Looking further into how these arrival airline delays are proportional to their total footprint flying into Phoenix and Seattle, we can see that it is not a fair comparison. While AM West led the way with 415 delayed flights into Phoenix, it only accounted for almost 8 % of more than 5,000 total flights. We can see the same for Alaska, where 305 delays accounted for roughly 14 % of more than 2,000 flights into Seattle.

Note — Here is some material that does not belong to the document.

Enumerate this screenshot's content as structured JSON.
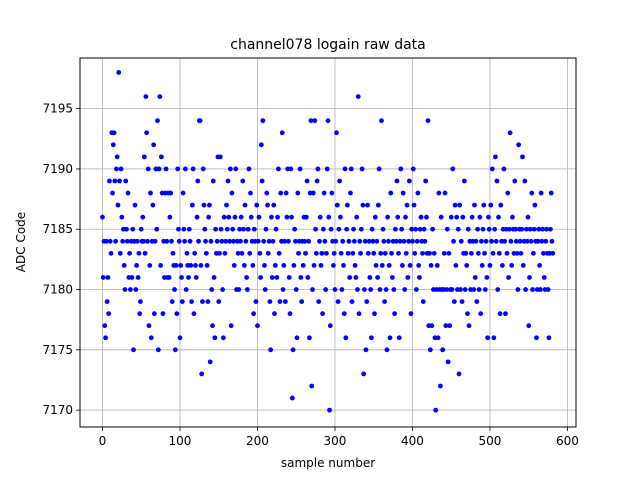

The chart shows how much closer their delays are to each other.

compare_sea_pho <- df |> 
  filter(city %in% c('Phoenix', 'Seattle')) |> 
  group_by(carrier, city) |> 
  crosstab_3way(x = carrier, y = status, z = city, weight = flight_count, format = 'long')

compare_sea_pho |> 
  ggplot(aes(x = pct, y = carrier, fill = status)) +
  geom_bar(stat = 'identity') +
  facet_wrap(vars(city), ncol = 1) +
  theme(strip.background = element_blank(), 
        strip.placement = "outside",
        strip.text.x = element_text(face = 'bold', size = 10),
        legend.position = "top", 
        legend.title = element_blank()) +
  geom_text(aes(label = paste0(round(pct, 0), '%')), 
              position = position_stack(vjust = 0.5), 
              size = 3, 
              fontface = 'bold',
              colour = 'white') +
  scale_fill_manual(values=c("#C85200", "#1170AA")) +
  xlab("Total Flights %") +
  ylab(element_blank()) +
  labs(title = 'Flight Arrival Status')

carrier status city flight_count n pct
ALASKA delayed Phoenix 12 233 5.15
AM WEST delayed Phoenix 415 5255 7.90
ALASKA delayed Seattle 305 2146 14.21
AM WEST delayed Seattle 61 262 23.28

Recommendations

We can see a higher overall arrival delay in Seattle over Phoenix. A possible lurking variable to discover would be how weather plays a factor since Seattle is known for rainy weather compared to Phoenix. Also, does an airline’s hub location affect whether they are at the correct airports at the right time?